Previous attempts at automatic surgical skill assessment were mainly performed by tracking hand or surgical tool motion37,38,39,40,41,42,43; however, motion tracking mainly evaluates instrument handling or dexterity alone. Although instrument handling and dexterity are important elements for automatic surgical skill assessment,3,4 surgical skill assessment needs to be evaluated from various perspectives. Recent surgical skill assessment tools have focused on the evaluation of the quality of standardized surgical field development, such as exposure to surgical fields with appropriate traction and cooperation with assistants, quality of dissection layer, and demonstration of landmarks.22,23,24 The most famous standardized surgical field development is the CVS in laparoscopic cholecystectomy (LC). Strasberg et al25 introduced the CVS in 1995 to promote the recognition of gallbladder elements that reduce the risk of bile duct injury and to avoid mistakes due to anatomical alterations and altered visual perception. In addition, laparoscopic right hemicolectomy, the procedure of complete mesocolic excision, is technically demanding and carries the risk of serious complications. The critical-view concept was thus recommended to minimize technical hazards and facilitate teaching.27 Therefore, both dexterity for instruments and standardized surgical field development are important items in the surgical skill assessment. A comprehensive surgical skill assessment system should be constructed by combining these and other surgical skill assessment factors, such as efficiency and tissue handling. We believe the model proposed in this study can play a part in this comprehensive system.

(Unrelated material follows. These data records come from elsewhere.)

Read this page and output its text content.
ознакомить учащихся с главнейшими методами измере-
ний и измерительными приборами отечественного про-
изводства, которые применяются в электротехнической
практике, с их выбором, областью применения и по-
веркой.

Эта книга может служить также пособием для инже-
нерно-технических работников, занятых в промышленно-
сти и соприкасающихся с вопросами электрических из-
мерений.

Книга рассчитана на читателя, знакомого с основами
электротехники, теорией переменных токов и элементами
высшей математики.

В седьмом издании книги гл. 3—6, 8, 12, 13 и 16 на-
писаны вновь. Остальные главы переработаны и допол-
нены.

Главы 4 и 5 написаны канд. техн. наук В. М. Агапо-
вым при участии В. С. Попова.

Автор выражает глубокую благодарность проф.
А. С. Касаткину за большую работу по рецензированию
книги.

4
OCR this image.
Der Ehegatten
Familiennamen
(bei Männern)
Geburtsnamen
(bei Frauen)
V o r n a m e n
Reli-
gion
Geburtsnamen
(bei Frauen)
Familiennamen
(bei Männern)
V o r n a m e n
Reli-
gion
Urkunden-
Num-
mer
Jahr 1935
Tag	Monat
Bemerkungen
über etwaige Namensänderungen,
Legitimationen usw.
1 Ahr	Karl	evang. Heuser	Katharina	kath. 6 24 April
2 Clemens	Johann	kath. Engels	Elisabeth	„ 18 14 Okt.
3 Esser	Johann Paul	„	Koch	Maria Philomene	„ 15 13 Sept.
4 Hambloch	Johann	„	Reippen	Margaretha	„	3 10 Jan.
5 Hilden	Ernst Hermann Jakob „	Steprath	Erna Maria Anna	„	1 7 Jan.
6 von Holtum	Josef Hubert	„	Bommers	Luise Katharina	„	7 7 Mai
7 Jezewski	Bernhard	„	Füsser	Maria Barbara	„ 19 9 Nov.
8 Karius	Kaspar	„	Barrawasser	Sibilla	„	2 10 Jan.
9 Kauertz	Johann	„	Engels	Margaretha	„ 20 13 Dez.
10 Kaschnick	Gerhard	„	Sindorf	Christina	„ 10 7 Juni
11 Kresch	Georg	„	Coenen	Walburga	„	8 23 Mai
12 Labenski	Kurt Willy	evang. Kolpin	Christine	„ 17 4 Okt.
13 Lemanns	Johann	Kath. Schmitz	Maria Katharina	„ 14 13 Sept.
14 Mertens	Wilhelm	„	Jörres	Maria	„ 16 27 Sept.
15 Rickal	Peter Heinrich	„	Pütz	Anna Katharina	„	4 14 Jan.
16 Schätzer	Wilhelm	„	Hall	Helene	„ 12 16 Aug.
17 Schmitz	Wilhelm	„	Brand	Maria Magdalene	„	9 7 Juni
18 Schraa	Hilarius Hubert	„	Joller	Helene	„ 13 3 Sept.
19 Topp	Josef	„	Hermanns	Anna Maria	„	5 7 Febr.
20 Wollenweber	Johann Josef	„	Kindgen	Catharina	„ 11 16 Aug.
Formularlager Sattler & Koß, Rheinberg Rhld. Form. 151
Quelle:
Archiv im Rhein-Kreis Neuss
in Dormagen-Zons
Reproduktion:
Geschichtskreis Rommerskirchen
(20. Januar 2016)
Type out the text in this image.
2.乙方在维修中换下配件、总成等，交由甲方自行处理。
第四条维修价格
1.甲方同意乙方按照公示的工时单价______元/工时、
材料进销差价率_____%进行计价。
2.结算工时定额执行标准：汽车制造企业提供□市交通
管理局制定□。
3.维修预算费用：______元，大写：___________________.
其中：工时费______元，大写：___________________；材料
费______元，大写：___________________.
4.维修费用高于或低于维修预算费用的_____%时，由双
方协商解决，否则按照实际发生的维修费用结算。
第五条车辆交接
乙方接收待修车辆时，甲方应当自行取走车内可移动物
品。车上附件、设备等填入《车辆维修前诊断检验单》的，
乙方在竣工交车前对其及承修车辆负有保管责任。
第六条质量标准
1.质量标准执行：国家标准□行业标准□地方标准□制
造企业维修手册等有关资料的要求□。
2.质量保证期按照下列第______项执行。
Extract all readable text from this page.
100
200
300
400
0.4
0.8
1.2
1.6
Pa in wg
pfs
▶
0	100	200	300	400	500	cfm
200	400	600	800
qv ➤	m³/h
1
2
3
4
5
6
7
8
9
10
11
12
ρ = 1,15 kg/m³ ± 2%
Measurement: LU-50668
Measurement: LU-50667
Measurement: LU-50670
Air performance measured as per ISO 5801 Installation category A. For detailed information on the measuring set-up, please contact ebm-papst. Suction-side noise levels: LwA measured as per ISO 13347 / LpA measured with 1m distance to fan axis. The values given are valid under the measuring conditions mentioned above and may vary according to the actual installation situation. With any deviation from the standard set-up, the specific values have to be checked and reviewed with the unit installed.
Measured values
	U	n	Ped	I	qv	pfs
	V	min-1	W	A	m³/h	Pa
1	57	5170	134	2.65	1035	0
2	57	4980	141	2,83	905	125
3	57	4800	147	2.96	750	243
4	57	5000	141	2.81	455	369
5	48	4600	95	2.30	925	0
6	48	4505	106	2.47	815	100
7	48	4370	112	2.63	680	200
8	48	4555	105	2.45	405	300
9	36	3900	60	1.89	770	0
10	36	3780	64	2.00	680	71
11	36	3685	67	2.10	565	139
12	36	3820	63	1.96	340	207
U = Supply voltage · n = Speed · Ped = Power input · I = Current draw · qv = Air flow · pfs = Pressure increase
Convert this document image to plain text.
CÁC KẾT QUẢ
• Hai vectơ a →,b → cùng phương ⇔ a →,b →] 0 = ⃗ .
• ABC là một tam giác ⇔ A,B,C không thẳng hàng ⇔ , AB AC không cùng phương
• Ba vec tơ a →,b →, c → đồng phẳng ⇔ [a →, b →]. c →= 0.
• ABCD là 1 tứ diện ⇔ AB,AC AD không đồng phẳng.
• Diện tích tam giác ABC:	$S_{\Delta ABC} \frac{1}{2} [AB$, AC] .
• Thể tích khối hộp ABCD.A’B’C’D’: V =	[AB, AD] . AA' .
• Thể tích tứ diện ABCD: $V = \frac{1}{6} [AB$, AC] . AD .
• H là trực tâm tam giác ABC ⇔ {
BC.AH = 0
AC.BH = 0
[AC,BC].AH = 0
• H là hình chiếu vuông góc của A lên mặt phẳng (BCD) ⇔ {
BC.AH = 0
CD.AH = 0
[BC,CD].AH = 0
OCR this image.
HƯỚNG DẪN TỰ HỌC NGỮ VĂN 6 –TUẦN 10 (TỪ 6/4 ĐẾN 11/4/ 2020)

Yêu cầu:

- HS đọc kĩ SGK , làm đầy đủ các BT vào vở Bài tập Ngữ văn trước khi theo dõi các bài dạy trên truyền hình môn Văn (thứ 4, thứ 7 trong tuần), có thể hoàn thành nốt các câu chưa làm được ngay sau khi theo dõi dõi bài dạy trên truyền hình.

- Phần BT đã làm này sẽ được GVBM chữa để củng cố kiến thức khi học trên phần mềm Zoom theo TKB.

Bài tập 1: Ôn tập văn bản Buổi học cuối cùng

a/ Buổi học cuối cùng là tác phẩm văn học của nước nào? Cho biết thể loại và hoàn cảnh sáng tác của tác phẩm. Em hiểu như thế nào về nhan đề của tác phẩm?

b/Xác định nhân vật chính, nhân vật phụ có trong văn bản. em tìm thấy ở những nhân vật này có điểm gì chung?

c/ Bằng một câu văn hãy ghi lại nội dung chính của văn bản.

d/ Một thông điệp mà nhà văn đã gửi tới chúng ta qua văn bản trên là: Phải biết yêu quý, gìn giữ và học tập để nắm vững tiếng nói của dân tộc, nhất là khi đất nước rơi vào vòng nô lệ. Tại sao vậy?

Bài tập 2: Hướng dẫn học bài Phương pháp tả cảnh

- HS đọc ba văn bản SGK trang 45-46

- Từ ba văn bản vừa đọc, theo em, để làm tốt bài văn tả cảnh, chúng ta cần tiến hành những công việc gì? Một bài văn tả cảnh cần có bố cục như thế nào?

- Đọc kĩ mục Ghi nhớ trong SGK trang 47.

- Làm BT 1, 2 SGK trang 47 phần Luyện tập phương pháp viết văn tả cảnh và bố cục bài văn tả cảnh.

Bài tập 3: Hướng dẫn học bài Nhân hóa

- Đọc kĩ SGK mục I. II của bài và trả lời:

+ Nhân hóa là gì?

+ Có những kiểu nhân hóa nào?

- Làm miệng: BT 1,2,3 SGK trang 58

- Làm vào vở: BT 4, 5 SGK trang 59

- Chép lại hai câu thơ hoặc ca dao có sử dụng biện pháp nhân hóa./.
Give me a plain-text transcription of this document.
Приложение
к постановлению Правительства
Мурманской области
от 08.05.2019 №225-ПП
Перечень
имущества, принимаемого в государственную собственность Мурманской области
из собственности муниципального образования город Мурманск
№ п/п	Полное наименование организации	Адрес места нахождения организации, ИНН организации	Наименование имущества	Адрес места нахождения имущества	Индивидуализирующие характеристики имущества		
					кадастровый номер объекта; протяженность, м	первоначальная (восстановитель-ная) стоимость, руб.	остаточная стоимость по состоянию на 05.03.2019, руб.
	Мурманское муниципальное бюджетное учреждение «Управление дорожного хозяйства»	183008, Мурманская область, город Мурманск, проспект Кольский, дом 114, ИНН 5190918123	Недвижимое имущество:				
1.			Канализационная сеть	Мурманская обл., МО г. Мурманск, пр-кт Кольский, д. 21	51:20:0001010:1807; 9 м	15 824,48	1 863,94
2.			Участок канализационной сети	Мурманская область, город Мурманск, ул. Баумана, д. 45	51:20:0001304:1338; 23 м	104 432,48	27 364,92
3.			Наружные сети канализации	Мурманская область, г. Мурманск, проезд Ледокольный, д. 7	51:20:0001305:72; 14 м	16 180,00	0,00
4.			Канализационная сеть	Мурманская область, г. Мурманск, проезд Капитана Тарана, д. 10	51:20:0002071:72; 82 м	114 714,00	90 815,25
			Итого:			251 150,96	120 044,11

This study focused on the AICS. In our standardized surgical field development recognition model, this score is just a number that represents the similarity between the still and training images. However, by limiting the video in the training data set to only highly skilled surgeons, we developed a surgical field recognition model specific to skillful and standardized surgical field development and thus created a model with the potential to evaluate surgical skills. Mascagni et al44 presented automatic assessment of the CVS in LC using deep learning. Static images from LC videos were annotated with CVS criteria and hepatocystic anatomy segmentation. A deep neural network comprising a segmentation model to highlight hepatocystic anatomy and a classification model to predict CVS criteria achievement was developed. This system evaluates whether the CVS criteria are met as achieved (score of 1) or not achieved (score of 0). However, many other procedures cannot be evaluated on a 0 or 1 basis because the criteria for surgical field development are not well defined, unlike CVS in LC. Therefore, we believe that our proposed similarity-based concept is applicable to more types of surgical procedures. In addition, although AICS can be automatically obtained at the softmax layer in common deep neural network architectures, to our knowledge, no previous studies have used this value for surgical skill assessment.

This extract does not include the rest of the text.